Biosimilar medicines contain the same active substance and have the same therapeutic effect as branded medicines. Their price is at least 31% lower than the original price of the branded medicine. Biosimilars are essential to making expensive biologic treatments available as widely as possible.
To date, we have experience from 700 million patient days with biosimilars registered in Europe. Over the last 10 years, the EU monitoring system for safety concerns has not identified any relevant difference in the nature, severity or frequency of adverse effects between biosimilars and their reference medicines.
Biosimilars are characterised by their complex production process. In contrast to the creation of a simple chemical compound medicine, biological medicines – including biosimilars – are derived from living organisms. This relies on extensive investment by the companies that are bringing them on the market. The commercialisation of a biosimilar in a specific market must therefore be thoroughly assessed in terms of feasibility and success.
And that is exactly the problem in Belgium. Sometimes, many years after the biosimilar has become available, its market volume remains too low.
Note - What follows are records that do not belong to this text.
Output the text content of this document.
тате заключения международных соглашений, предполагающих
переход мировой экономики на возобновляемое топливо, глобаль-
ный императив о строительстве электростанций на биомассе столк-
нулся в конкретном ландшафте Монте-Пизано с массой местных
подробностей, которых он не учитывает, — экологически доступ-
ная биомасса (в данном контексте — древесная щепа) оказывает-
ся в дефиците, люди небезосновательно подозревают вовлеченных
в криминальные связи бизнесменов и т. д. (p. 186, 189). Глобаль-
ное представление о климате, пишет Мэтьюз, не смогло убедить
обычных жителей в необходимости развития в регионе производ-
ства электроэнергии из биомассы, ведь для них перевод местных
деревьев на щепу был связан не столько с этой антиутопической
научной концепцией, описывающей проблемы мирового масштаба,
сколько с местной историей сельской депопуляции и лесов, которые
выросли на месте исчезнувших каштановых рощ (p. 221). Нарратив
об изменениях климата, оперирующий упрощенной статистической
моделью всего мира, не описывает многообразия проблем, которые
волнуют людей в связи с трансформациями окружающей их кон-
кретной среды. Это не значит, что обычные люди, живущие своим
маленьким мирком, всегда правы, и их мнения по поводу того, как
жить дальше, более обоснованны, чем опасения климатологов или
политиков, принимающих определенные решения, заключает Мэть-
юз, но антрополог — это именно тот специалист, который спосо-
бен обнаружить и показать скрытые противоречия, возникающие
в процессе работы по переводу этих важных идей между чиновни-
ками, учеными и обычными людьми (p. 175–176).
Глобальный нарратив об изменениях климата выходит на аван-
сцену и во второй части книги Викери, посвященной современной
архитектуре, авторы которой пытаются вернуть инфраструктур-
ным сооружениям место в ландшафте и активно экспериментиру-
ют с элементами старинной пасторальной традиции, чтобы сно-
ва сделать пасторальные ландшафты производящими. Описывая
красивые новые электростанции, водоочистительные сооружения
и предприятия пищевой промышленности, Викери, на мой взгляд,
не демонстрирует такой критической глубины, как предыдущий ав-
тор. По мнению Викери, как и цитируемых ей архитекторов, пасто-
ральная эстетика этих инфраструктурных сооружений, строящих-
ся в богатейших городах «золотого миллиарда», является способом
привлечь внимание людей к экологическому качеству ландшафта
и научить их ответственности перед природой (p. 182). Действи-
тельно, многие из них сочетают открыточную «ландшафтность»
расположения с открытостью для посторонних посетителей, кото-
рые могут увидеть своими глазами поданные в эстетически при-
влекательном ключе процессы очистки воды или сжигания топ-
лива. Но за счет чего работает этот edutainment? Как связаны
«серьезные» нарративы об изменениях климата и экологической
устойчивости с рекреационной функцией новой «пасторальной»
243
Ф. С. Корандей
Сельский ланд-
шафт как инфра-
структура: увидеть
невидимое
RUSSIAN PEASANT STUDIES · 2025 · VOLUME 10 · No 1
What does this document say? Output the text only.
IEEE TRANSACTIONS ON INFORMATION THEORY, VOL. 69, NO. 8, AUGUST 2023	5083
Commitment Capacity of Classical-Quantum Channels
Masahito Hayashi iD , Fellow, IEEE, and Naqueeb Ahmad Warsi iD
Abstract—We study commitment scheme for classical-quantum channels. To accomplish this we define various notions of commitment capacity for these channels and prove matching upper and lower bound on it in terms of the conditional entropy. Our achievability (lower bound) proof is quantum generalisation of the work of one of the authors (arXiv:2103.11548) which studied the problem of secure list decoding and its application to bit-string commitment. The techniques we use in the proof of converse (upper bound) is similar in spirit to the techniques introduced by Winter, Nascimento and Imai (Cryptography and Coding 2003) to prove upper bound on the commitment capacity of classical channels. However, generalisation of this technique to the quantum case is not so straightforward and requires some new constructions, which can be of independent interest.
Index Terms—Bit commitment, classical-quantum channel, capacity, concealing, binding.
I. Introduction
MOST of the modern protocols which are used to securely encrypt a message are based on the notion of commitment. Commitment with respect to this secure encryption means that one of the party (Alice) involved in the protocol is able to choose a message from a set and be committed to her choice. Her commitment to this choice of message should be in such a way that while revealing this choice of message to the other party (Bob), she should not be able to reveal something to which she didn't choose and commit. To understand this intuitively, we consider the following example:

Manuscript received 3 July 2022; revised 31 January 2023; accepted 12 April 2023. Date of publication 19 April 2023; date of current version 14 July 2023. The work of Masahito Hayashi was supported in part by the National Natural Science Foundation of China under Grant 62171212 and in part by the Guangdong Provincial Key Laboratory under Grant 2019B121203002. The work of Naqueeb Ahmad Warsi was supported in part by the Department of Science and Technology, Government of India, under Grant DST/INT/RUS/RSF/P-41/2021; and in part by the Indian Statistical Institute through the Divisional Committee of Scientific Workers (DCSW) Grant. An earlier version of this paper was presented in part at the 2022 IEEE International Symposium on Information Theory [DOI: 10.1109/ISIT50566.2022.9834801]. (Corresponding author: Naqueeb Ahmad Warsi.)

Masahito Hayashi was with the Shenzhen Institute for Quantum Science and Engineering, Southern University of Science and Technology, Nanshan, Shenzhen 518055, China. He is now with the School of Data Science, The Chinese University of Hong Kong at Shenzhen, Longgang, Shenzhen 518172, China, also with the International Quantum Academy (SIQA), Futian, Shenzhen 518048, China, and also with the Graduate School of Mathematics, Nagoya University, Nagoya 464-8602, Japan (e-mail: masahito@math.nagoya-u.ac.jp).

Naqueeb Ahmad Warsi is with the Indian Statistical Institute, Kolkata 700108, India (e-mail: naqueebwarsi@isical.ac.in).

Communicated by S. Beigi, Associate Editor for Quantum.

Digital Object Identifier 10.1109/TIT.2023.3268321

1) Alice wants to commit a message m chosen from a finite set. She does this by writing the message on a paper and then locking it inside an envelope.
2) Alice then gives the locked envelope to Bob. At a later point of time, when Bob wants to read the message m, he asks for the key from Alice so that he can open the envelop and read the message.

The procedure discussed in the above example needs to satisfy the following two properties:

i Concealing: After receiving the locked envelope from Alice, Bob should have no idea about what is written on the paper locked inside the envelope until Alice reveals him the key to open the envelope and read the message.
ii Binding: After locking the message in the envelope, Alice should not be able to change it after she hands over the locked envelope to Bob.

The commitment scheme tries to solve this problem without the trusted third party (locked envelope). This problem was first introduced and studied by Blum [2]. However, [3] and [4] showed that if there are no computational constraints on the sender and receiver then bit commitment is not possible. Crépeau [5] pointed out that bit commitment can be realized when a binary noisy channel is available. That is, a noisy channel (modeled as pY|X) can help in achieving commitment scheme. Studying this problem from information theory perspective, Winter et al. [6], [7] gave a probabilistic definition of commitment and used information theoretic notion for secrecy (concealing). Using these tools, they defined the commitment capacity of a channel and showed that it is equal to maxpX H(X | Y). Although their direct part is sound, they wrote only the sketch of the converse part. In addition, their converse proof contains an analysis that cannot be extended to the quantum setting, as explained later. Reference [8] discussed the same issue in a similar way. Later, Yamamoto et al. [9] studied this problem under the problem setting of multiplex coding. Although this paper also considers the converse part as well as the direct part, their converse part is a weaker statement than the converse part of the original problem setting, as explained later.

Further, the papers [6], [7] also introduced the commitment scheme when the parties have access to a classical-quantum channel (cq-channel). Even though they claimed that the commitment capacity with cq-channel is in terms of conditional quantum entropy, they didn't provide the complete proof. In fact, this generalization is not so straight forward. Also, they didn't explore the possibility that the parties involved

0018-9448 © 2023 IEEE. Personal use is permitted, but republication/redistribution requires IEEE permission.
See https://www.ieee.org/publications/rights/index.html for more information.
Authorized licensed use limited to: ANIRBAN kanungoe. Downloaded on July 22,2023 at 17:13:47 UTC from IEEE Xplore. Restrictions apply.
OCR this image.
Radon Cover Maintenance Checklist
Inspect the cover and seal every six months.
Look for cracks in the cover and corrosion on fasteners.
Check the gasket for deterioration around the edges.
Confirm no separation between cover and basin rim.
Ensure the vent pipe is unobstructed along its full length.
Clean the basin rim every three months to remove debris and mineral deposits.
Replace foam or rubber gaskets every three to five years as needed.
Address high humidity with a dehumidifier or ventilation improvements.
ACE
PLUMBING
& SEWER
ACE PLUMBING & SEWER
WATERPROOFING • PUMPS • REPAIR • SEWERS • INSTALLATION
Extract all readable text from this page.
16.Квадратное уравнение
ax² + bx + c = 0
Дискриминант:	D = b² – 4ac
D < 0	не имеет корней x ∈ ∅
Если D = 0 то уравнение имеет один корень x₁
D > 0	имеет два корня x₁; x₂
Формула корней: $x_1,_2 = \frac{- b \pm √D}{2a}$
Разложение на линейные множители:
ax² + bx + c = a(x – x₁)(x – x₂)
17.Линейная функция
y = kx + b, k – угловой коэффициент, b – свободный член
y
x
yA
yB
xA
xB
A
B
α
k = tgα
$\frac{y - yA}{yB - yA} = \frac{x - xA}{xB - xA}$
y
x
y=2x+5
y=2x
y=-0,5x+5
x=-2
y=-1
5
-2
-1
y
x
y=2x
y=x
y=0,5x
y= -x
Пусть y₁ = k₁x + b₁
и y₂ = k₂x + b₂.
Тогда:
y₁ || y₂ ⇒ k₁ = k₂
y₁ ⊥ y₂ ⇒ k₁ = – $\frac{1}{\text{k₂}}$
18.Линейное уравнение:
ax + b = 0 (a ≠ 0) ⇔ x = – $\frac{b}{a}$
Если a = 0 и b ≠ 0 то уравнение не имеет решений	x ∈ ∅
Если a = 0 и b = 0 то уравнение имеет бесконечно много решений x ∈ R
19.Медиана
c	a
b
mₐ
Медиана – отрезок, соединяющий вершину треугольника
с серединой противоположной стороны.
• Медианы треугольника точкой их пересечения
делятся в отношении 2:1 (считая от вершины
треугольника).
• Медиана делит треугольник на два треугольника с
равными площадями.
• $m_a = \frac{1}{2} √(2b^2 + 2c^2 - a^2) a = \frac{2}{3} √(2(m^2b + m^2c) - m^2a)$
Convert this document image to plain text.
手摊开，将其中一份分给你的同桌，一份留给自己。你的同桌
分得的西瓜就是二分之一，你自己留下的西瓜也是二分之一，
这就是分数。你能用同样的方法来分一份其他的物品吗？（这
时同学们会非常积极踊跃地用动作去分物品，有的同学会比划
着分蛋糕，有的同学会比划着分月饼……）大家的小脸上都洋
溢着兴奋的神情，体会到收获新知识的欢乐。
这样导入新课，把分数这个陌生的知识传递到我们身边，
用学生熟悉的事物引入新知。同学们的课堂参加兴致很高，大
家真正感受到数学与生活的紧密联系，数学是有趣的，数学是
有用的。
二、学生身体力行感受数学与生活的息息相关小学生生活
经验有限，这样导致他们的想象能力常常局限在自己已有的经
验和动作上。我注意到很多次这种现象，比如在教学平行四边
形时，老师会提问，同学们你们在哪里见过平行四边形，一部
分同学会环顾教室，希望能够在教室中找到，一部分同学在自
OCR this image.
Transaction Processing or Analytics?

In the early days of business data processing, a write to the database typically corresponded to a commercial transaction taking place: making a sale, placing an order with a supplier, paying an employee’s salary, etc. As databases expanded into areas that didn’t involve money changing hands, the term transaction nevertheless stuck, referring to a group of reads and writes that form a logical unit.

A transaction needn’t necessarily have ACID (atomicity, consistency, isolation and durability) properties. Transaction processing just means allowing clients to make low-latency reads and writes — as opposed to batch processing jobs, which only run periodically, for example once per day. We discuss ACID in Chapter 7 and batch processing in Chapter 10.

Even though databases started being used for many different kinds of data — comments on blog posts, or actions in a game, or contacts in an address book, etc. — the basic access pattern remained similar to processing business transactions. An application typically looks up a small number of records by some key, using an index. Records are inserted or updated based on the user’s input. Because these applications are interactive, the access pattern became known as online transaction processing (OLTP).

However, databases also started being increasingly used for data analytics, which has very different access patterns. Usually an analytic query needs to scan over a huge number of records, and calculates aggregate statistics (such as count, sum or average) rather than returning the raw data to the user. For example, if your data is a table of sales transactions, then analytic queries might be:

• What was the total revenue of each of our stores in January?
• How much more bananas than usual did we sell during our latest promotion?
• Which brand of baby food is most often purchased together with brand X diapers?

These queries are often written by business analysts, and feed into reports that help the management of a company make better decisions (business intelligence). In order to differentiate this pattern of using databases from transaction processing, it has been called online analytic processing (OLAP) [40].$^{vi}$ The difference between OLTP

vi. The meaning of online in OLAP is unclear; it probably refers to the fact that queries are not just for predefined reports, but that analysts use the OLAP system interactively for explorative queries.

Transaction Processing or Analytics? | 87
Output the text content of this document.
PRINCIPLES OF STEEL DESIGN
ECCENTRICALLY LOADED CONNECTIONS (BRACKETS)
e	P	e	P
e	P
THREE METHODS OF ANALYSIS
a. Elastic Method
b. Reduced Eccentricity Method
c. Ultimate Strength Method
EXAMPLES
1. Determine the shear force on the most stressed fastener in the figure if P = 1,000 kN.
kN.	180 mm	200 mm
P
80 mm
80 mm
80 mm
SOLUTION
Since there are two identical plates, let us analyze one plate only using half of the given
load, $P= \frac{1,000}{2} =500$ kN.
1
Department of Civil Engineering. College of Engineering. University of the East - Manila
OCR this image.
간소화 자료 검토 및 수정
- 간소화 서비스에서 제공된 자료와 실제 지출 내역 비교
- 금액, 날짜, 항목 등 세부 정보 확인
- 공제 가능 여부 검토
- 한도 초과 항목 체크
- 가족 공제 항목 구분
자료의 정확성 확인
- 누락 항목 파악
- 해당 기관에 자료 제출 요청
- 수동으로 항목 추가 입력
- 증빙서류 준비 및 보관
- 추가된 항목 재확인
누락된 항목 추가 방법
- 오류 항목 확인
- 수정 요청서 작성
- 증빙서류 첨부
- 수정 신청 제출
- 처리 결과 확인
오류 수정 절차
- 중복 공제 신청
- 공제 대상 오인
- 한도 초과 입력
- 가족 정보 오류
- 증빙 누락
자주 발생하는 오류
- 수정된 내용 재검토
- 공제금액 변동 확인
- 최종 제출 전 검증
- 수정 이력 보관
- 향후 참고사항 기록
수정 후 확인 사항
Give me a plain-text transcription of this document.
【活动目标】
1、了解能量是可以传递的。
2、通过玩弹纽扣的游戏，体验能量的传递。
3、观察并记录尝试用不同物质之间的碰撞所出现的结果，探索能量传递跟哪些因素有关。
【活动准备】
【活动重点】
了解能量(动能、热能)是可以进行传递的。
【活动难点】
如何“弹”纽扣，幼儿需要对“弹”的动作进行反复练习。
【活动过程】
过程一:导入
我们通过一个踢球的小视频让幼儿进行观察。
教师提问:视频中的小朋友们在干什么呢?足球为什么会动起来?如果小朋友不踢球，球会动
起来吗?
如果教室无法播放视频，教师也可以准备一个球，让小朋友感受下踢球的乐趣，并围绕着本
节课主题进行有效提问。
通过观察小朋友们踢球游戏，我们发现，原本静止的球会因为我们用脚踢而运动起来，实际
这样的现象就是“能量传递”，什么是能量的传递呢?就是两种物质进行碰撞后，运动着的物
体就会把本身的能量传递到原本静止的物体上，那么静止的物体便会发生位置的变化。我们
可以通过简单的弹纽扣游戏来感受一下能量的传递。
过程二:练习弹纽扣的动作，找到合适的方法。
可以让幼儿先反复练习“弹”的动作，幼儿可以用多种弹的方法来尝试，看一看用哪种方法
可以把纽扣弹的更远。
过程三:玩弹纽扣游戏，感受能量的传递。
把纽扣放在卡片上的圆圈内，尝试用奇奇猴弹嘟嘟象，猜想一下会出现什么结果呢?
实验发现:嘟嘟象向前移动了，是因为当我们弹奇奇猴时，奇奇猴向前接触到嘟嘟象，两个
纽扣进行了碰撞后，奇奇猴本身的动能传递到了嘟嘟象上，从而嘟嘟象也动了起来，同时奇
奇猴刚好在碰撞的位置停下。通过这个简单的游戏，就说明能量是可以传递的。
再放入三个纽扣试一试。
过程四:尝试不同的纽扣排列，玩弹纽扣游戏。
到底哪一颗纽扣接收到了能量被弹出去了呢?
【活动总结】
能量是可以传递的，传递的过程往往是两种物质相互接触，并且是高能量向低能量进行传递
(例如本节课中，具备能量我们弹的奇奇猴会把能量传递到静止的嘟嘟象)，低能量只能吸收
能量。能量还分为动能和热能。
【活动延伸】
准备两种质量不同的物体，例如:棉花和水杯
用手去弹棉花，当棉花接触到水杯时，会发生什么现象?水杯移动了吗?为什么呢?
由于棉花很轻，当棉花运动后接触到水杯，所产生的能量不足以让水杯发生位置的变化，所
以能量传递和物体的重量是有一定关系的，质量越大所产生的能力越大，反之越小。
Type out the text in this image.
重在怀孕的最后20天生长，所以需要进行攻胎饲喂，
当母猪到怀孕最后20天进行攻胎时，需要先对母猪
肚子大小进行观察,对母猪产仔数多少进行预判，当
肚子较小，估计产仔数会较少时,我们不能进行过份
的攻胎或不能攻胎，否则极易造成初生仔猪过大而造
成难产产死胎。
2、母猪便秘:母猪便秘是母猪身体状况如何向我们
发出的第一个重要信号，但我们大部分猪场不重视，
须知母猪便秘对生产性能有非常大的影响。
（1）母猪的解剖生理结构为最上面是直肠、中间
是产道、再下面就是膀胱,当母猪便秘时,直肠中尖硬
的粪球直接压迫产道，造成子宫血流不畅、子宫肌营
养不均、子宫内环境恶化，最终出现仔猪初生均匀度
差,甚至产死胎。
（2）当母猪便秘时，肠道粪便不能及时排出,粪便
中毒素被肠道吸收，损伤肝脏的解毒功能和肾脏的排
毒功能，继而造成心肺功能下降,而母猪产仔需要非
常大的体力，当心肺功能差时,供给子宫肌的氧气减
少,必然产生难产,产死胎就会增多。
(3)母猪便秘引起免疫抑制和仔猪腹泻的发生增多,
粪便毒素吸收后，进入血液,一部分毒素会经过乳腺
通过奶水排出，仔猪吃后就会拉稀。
This is manifestly insufficient for an acceptable 'return on investment'. Figures from other European countries show that Belgium is lagging far behind in the use of biosimilars. This inhibits market competition and may, consequently, pose a threat to the availability of these medicines for Belgian patients.
A healthy climate for biosimilars in Belgium is of essential importance, because their mere availability results in added value, since biosimilars immediately lower the federal healthcare expenditure. Hence, they create budgetary space for treating new patient groups or make resources available for expensive innovative medicines. The potential to tap is huge: today, the total federal budget for biological medicines for which a biosimilar is already available on the Belgian market or is expected to be available over the coming years amounts to more than half a billion euros. This potential can be realised not only by administering biosimilars to new patients but also by ‘switching’ existing patients to biosimilar medicines.
From an international perspective, scientific discussions on the application of switch programmes are now far behind us. For this reason, the medicines agency FAMHP has given the green light to switching in 2016.
Medaxes is therefore focusing on initiatives accelerating the uptake of biosimilars in Belgium. These medicines are just as high-quality, safe and effective as the original, and are perfectly interchangeable. Belgium should not miss the opportunity for its healthcare insurance.